Quella degli Ufo rimane anche nel 2012 una strada polverosa, trafficata, ricca di pacche sulle spalle, di pacchetti di sigarette, di esistenze faticose, sudate, piene di pathos. Un tragitto votato a un hard-rock muscoloso ma mai vuotamente ginnico, sempre più pervaso da spinte blues. Un gioco senile ma mai stanco. Le gambe girano ancora bene, insomma.
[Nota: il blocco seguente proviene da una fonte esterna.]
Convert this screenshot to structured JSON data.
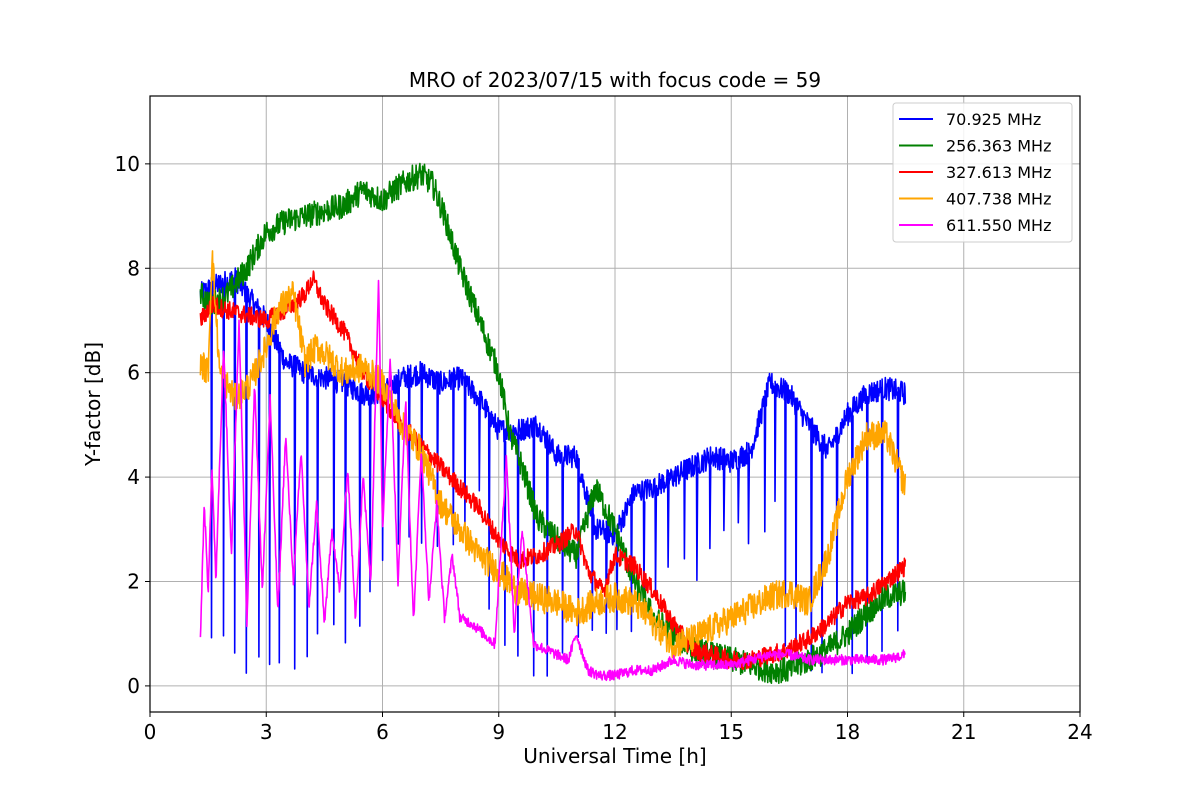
{
  "chart_data": {
    "type": "line",
    "title": "MRO of 2023/07/15 with focus code = 59",
    "xlabel": "Universal Time [h]",
    "ylabel": "Y-factor [dB]",
    "xlim": [
      0,
      24
    ],
    "ylim": [
      -0.5,
      11.3
    ],
    "xticks": [
      0,
      3,
      6,
      9,
      12,
      15,
      18,
      21,
      24
    ],
    "yticks": [
      0,
      2,
      4,
      6,
      8,
      10
    ],
    "grid": true,
    "legend_position": "top-right",
    "series": [
      {
        "name": " 70.925 MHz",
        "color": "#0000ff",
        "x": [
          1.3,
          1.5,
          1.8,
          2.2,
          2.6,
          3.0,
          3.5,
          4.0,
          4.5,
          5.0,
          5.5,
          6.0,
          6.5,
          7.0,
          7.5,
          8.0,
          8.5,
          9.0,
          9.5,
          10.0,
          10.5,
          11.0,
          11.5,
          12.0,
          12.5,
          13.0,
          13.5,
          14.0,
          14.5,
          15.0,
          15.5,
          16.0,
          16.5,
          17.0,
          17.5,
          18.0,
          18.5,
          19.0,
          19.5
        ],
        "values": [
          7.5,
          7.6,
          7.7,
          7.8,
          7.4,
          7.0,
          6.2,
          6.0,
          5.9,
          5.8,
          5.6,
          5.6,
          5.9,
          6.0,
          5.8,
          5.9,
          5.5,
          4.9,
          4.9,
          5.0,
          4.4,
          4.4,
          3.0,
          2.9,
          3.7,
          3.8,
          4.0,
          4.2,
          4.4,
          4.3,
          4.5,
          5.8,
          5.6,
          5.0,
          4.5,
          5.2,
          5.6,
          5.7,
          5.6
        ],
        "dips": [
          0.7,
          0.4,
          0.1,
          0.05,
          0.1,
          0.1,
          0.2,
          0.3,
          0.4,
          0.5,
          0.6,
          0.8,
          1.0,
          1.5,
          1.8,
          2.0,
          2.2,
          2.4,
          2.5,
          2.7,
          2.8,
          3.0
        ]
      },
      {
        "name": "256.363 MHz",
        "color": "#008000",
        "x": [
          1.3,
          1.6,
          2.0,
          2.5,
          3.0,
          3.5,
          4.0,
          4.5,
          5.0,
          5.5,
          6.0,
          6.3,
          6.7,
          7.0,
          7.3,
          7.6,
          8.0,
          8.5,
          9.0,
          9.3,
          9.6,
          10.0,
          10.5,
          11.0,
          11.5,
          12.0,
          12.5,
          13.0,
          13.5,
          14.0,
          14.5,
          15.0,
          15.5,
          16.0,
          16.5,
          17.0,
          17.5,
          18.0,
          18.5,
          19.0,
          19.5
        ],
        "values": [
          7.5,
          7.3,
          7.5,
          8.0,
          8.7,
          8.9,
          9.0,
          9.1,
          9.2,
          9.5,
          9.3,
          9.5,
          9.7,
          9.8,
          9.6,
          9.0,
          8.0,
          7.0,
          6.0,
          4.8,
          4.2,
          3.2,
          2.8,
          2.5,
          3.8,
          3.0,
          2.0,
          1.3,
          1.0,
          0.7,
          0.6,
          0.5,
          0.4,
          0.3,
          0.3,
          0.5,
          0.7,
          1.0,
          1.4,
          1.7,
          1.8
        ],
        "noise": 0.25
      },
      {
        "name": "327.613 MHz",
        "color": "#ff0000",
        "x": [
          1.3,
          1.6,
          2.0,
          2.5,
          3.0,
          3.5,
          4.0,
          4.2,
          4.5,
          5.0,
          5.5,
          6.0,
          6.5,
          7.0,
          7.5,
          8.0,
          8.5,
          9.0,
          9.5,
          10.0,
          10.5,
          11.0,
          11.3,
          11.7,
          12.0,
          12.5,
          13.0,
          13.5,
          14.0,
          14.5,
          15.0,
          15.5,
          16.0,
          16.5,
          17.0,
          17.5,
          18.0,
          18.5,
          19.0,
          19.5
        ],
        "values": [
          7.0,
          7.3,
          7.2,
          7.1,
          7.0,
          7.2,
          7.5,
          7.8,
          7.3,
          6.8,
          6.0,
          5.5,
          5.0,
          4.6,
          4.2,
          3.8,
          3.4,
          2.8,
          2.4,
          2.5,
          2.7,
          3.0,
          2.2,
          1.8,
          2.5,
          2.3,
          1.8,
          1.2,
          0.7,
          0.6,
          0.5,
          0.5,
          0.6,
          0.7,
          0.9,
          1.2,
          1.6,
          1.7,
          2.0,
          2.3
        ],
        "noise": 0.18
      },
      {
        "name": "407.738 MHz",
        "color": "#ffa500",
        "x": [
          1.3,
          1.5,
          1.6,
          1.8,
          2.2,
          2.6,
          3.0,
          3.3,
          3.7,
          4.0,
          4.3,
          4.6,
          5.0,
          5.5,
          6.0,
          6.5,
          7.0,
          7.5,
          8.0,
          8.5,
          9.0,
          9.5,
          10.0,
          10.5,
          11.0,
          11.5,
          12.0,
          12.5,
          13.0,
          13.5,
          14.0,
          14.5,
          15.0,
          15.5,
          16.0,
          16.5,
          17.0,
          17.5,
          18.0,
          18.5,
          19.0,
          19.5
        ],
        "values": [
          6.2,
          6.0,
          8.3,
          6.0,
          5.5,
          5.8,
          6.5,
          7.2,
          7.5,
          6.2,
          6.5,
          6.3,
          6.0,
          6.1,
          5.8,
          5.0,
          4.5,
          3.5,
          3.0,
          2.5,
          2.2,
          1.8,
          1.7,
          1.6,
          1.4,
          1.6,
          1.7,
          1.6,
          1.2,
          0.8,
          0.9,
          1.1,
          1.3,
          1.5,
          1.7,
          1.8,
          1.6,
          2.5,
          4.0,
          4.8,
          4.8,
          3.8
        ],
        "noise": 0.28
      },
      {
        "name": "611.550 MHz",
        "color": "#ff00ff",
        "x": [
          1.3,
          1.4,
          1.5,
          1.6,
          1.7,
          1.9,
          2.1,
          2.3,
          2.5,
          2.7,
          2.9,
          3.1,
          3.3,
          3.5,
          3.7,
          3.9,
          4.1,
          4.3,
          4.5,
          4.7,
          4.9,
          5.1,
          5.3,
          5.5,
          5.7,
          5.9,
          6.0,
          6.2,
          6.4,
          6.6,
          6.8,
          7.0,
          7.2,
          7.4,
          7.6,
          7.8,
          8.0,
          8.3,
          8.6,
          8.9,
          9.2,
          9.4,
          9.6,
          9.9,
          10.2,
          10.5,
          10.8,
          11.0,
          11.3,
          11.6,
          12.0,
          12.5,
          13.0,
          13.5,
          14.0,
          14.5,
          15.0,
          15.5,
          16.0,
          16.5,
          17.0,
          17.5,
          18.0,
          18.5,
          19.0,
          19.5
        ],
        "values": [
          0.9,
          3.5,
          1.8,
          4.2,
          2.0,
          6.5,
          2.5,
          7.0,
          1.2,
          5.8,
          1.8,
          5.5,
          1.4,
          4.8,
          2.0,
          4.5,
          1.5,
          3.5,
          1.2,
          3.0,
          1.8,
          4.2,
          1.3,
          4.0,
          2.0,
          7.9,
          3.0,
          6.3,
          2.0,
          5.5,
          1.2,
          4.5,
          1.6,
          3.5,
          1.3,
          2.5,
          1.3,
          1.2,
          1.0,
          0.8,
          4.4,
          1.0,
          3.0,
          0.8,
          0.7,
          0.6,
          0.5,
          1.0,
          0.3,
          0.2,
          0.2,
          0.3,
          0.3,
          0.5,
          0.4,
          0.4,
          0.4,
          0.5,
          0.6,
          0.6,
          0.5,
          0.5,
          0.5,
          0.5,
          0.5,
          0.6
        ],
        "noise": 0.1
      }
    ]
  }
}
Certo sarà difficile affezionarsi senza remore agli ultimi riff, a qualche pregevole solo, a un ritornello che rimandi gli antichi batticuore di "Lights Out" o ai tour de force modello long jam di "Rock Bottom". Ma compilare l'ultima schedina o chiedere un'ultima mano di poker con il sottofondo sofferto di un "Angel Station" vale ancora la candela. Che brucia incessante tra le trame della consueta "Fight Night", ore piccole trascorse a rivendicare la propria presenza, a combattere per essa, come dei veri macho a testa alta, con sguardo fiero.
C'è chi si perde, chi non ce la fa più, come Pete Way, bandiera indomita fino all'altro ieri, ma ormai troppo spossato per girare tra i vicoli polverosi con il basso a tracolla. Mogg non dimentica, non tradisce i fratelli, continua senza di lui ma non lo sostituisce nei credit. Si appoggia però sempre più alla sua nuova spalla, quella elastica, sensibile, ancora fresca di Vinnie Moore, storico esponente della mitica squadra degli shredder neoclassici, un tempo prima in classifica e in fuga nella Premier League della sei corde, una ventina di anni orsono.
L'americano ancora capellone ha accettato la sfida quasi un decennio fa, ha smussato gli angoli, asciugato il suo stile, recitato la parte del confidente, del consigliere. Dell'amico. Eccolo allora infilzare, impreziosire in maniera rabbiosa ma elegante trame non proprio memorabili come "Mojo Town" o le ordinarie storie di vita vissuta e di illusioni sognate ma infante di "Wonderland". Un gioco di fill, di accelerazioni, di frenate, un fraseggio mai fine a se stesso ma perfettamente incanalato, quasi una seconda voce, dal suono scuro, caldo, eppure acuto, un perfetto mix tra Gibson e Fender.
Che esplode definitivamente nella soul ballad "Burn Your House Down": partenza rarefatta, un approccio confidenziale, delicato, via via sempre più raschiato, aggressivo, l'arte del bending che si palesa, l'uso emozionale della leva che rende le note un vero e proprio lamento. Tutto intorno si avvertono cori che sanno di nero lontano un miglio. Un sorriso tra i denti te lo strappa sempre la creatura di Mogg e ti fa venire sete. A pint of beer, please. Thank you.